Obiettivi della ricerca

o To observe pedestrian flow in challenging visitor pathways at key historic locations (e.g., including spires, domes and crypts. Workpackage 1 will involve visitation by Scottish and Italian parties to selected locations to acquire information regarding visitation numbers, demographics, visitor paths, etc.
o To identify barriers and enablers to movement. Workpackage 2 will considers the specifics of the visitor pathway, as experienced, augmented by photography as appropriate to create a taxonomy of 'labels' for 'fixed' challenges to movement, such as narrow wall separation, low ceiling, steep staircase, and 'situational' such as pressure of numbers, queue behaviour, photography behavior etc.

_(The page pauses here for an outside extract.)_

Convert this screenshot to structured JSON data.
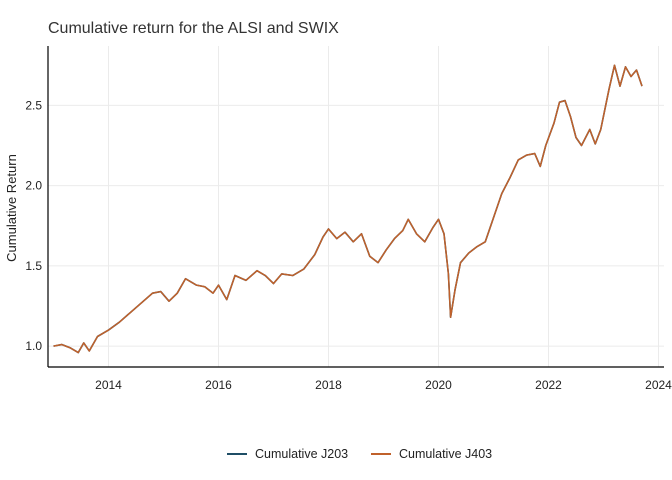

o To compare visitor behaviour between sites and cultures in terms of movement characteristics, crowding and control measures. Workpackage 3 will result from the researchers' analysis of the perceived risk and observed safety measures.
o To augment and enrich existing models and visualisations. Workpackage 4 will yield the basis to develop the existing Scottish model with gaming approaches from Italy, adding more variety in terms of individual characters, individual behaviours and crowd density, and more complex building layouts. These developments will lay the foundation for a major grant application to validate the approach and deploy the model with operators, to demonstrate visitor flow, and model variability in numbers and changed demographic mix or circumstances.